My question: which choice should I go for? If it is choice1, what is the advantage of this method? what dose choice2 miss?

Thank you very much for educating me.

1 ACCEPTED SOLUTION

Accepted Solutions
SteveDenham
Jade | Level 19

Advantage of choice1: You use all the data.

Disadvantage of choice1: You use all the data.  (Yes, that's what I said)

Suppose your data were such that 10% of the observations were from the low group, 20% from the medium group, and 70% from the high group.  If you fit a simplistic model with only var20 (as you name it), you will fit all the other parameters based predominately on the values seen in the high group.  You might follow your first instinct to fit separate models for each group, but then you run into the problem of comparing across models.  You really have no way of testing directly whether the parameter for var1 is the same in each of the groups.  You could examine the confidence limits, but it would not be as satisfying as creating confidence limits on the difference under choice1.

You might wish to consider a more complex model that includes interactions between the categorical variable and the continuous variables, thus giving parameter estimates that can be compared directly.  However, you need to watch for having enough data to adequately fit the additional parameters, as you would be going from estimating 21 (20 vars plus an intercept) to as many as 58 (19 vars at three levels each plus an intercept, depending on the parameterization you use).  To get good estimates, you really need three times as much data.

This is an opinion, and everyone has them, so take what you like and leave the rest.

Steve Denham

View solution in original post

6 REPLIES 6
SteveDenham
Jade | Level 19

Advantage of choice1: You use all the data.

Disadvantage of choice1: You use all the data.  (Yes, that's what I said)

Suppose your data were such that 10% of the observations were from the low group, 20% from the medium group, and 70% from the high group.  If you fit a simplistic model with only var20 (as you name it), you will fit all the other parameters based predominately on the values seen in the high group.  You might follow your first instinct to fit separate models for each group, but then you run into the problem of comparing across models.  You really have no way of testing directly whether the parameter for var1 is the same in each of the groups.  You could examine the confidence limits, but it would not be as satisfying as creating confidence limits on the difference under choice1.

You might wish to consider a more complex model that includes interactions between the categorical variable and the continuous variables, thus giving parameter estimates that can be compared directly.  However, you need to watch for having enough data to adequately fit the additional parameters, as you would be going from estimating 21 (20 vars plus an intercept) to as many as 58 (19 vars at three levels each plus an intercept, depending on the parameterization you use).  To get good estimates, you really need three times as much data.

This is an opinion, and everyone has them, so take what you like and leave the rest.

Steve Denham

PGStats
Opal | Level 21

Interesting question.
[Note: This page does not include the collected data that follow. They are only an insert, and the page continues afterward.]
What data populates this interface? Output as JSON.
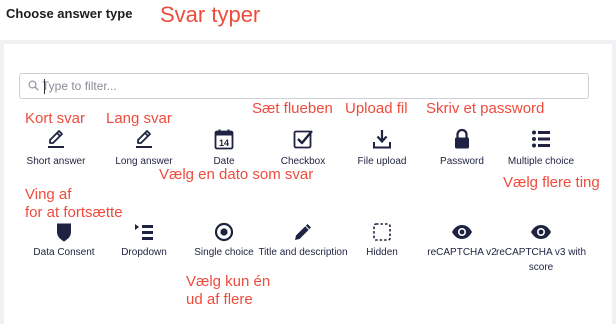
{
  "header": {
    "title": "Choose answer type"
  },
  "annotations": {
    "title_note": "Svar typer",
    "short_answer_note": "Kort svar",
    "long_answer_note": "Lang svar",
    "checkbox_note": "Sæt flueben",
    "file_upload_note": "Upload fil",
    "password_note": "Skriv et password",
    "date_note": "Vælg en dato som svar",
    "multiple_choice_note": "Vælg flere ting",
    "consent_note_line1": "Ving af",
    "consent_note_line2": "for at fortsætte",
    "single_choice_note_line1": "Vælg kun én",
    "single_choice_note_line2": "ud af flere"
  },
  "filter": {
    "placeholder": "Type to filter..."
  },
  "types_row1": [
    {
      "label": "Short answer",
      "icon": "pencil-underline-icon"
    },
    {
      "label": "Long answer",
      "icon": "pencil-underline-icon"
    },
    {
      "label": "Date",
      "icon": "calendar-icon",
      "icon_text": "14"
    },
    {
      "label": "Checkbox",
      "icon": "checkbox-icon"
    },
    {
      "label": "File upload",
      "icon": "upload-icon"
    },
    {
      "label": "Password",
      "icon": "lock-icon"
    },
    {
      "label": "Multiple choice",
      "icon": "list-icon"
    }
  ],
  "types_row2": [
    {
      "label": "Data Consent",
      "icon": "shield-icon"
    },
    {
      "label": "Dropdown",
      "icon": "dropdown-list-icon"
    },
    {
      "label": "Single choice",
      "icon": "radio-icon"
    },
    {
      "label": "Title and description",
      "icon": "pencil-icon"
    },
    {
      "label": "Hidden",
      "icon": "dashed-square-icon"
    },
    {
      "label": "reCAPTCHA v2",
      "icon": "eye-icon"
    },
    {
      "label": "reCAPTCHA v3 with score",
      "icon": "eye-icon"
    }
  ],
  "colors": {
    "icon": "#1f2240",
    "annotation": "#ef4b3d",
    "background": "#f1f1f3"
  }
}
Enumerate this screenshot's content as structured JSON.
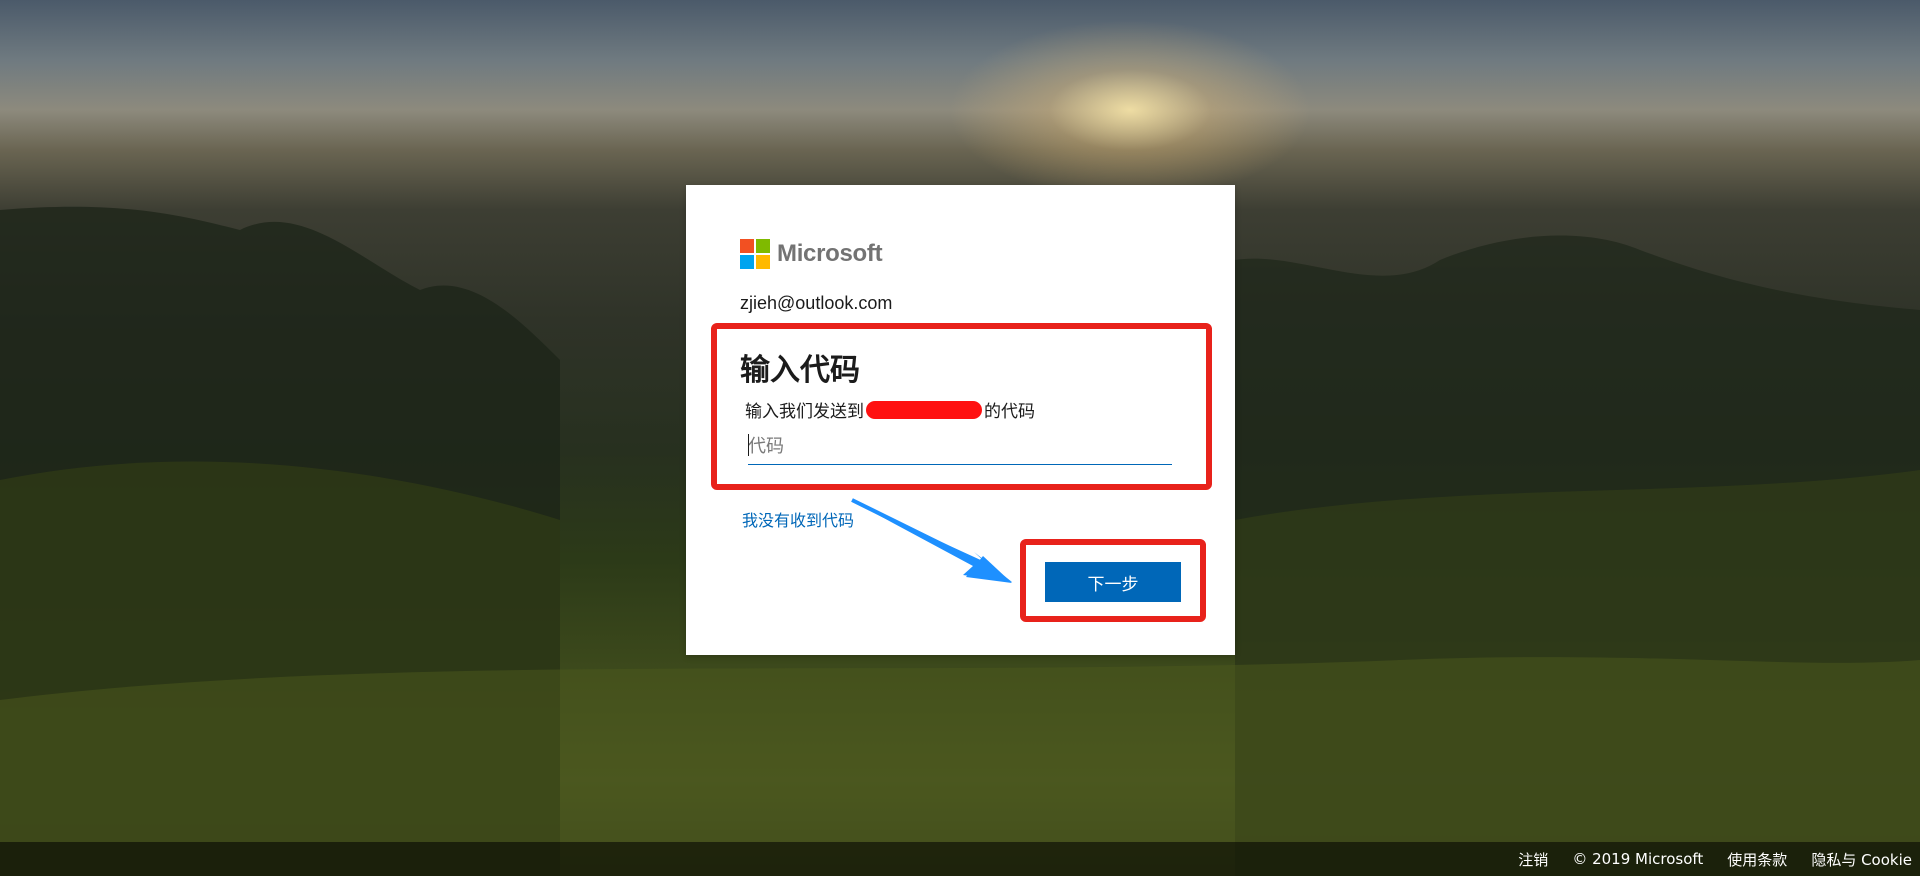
{
  "brand": {
    "name": "Microsoft",
    "colors": {
      "red": "#f25022",
      "green": "#7fba00",
      "blue": "#00a4ef",
      "yellow": "#ffb900"
    }
  },
  "signin": {
    "identity": "zjieh@outlook.com",
    "title": "输入代码",
    "description_prefix": "输入我们发送到",
    "description_suffix": "的代码",
    "code_placeholder": "代码",
    "code_value": "",
    "no_code_link": "我没有收到代码",
    "next_button": "下一步"
  },
  "footer": {
    "sign_out": "注销",
    "copyright": "© 2019 Microsoft",
    "terms": "使用条款",
    "privacy": "隐私与 Cookie"
  },
  "theme": {
    "accent": "#0067b8",
    "annotation": "#e8221b",
    "arrow": "#1e90ff"
  }
}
I like Steve's answer. For my part, there are so many kinds of models, impossible to give anything but a very general (vague) answer.

Choice 1 : compare the data from three groups

Choice 2 : compare models describing the three groups


The choice depends essentially on the purpose of your model and the properties of your sample. If it is suspected that the phenomenon that you want to model operates differently in the three groups, for example, that it is associated with different variables, then it might be preferable to develop separate models (choice 2) for each group. If, on the other hand, you are interested in discriminating the three groups or to model something more general on which Var20 might or might not have an effect then you must model the data as a whole (choice 1) and, if necessary, adjust priors or weights for the properties of your sample.

Hth.

PG

PG
SteveDenham
Jade | Level 19

I want to expand on what PG said:

The choice depends essentially on the purpose of your model and the properties of your sample.

This is the motto that should be posted over the top of every data analyst's computer screen.  And it is what makes answering the question so difficult.  What is the question that you are trying to address?  Is this to be an exercise in data exploration, or are there well defined questions to be addressed?  Are you looking for a parsimonious model that is suited for prediction, or are you interested in the interplay between predictors and the response in an attempt to find support for hypothetical relationships?  If you add these questions on to what PG said, then you will have a very good beginning place to guide your decision.

Steve Denham

doudou66
Calcite | Level 5

Dear Steve and PG,

Thank you very much for your help. I really appreciate it. I do not have specific questions; I am asking this one because someone asked me and I don't know the answer.

Referring to "a more complex model that includes interactions" (in Steve's post), if I have enough data, will such a model be my best pick?

SteveDenham
Jade | Level 19

The choice depends essentially on the purpose of your model and the properties of your sample.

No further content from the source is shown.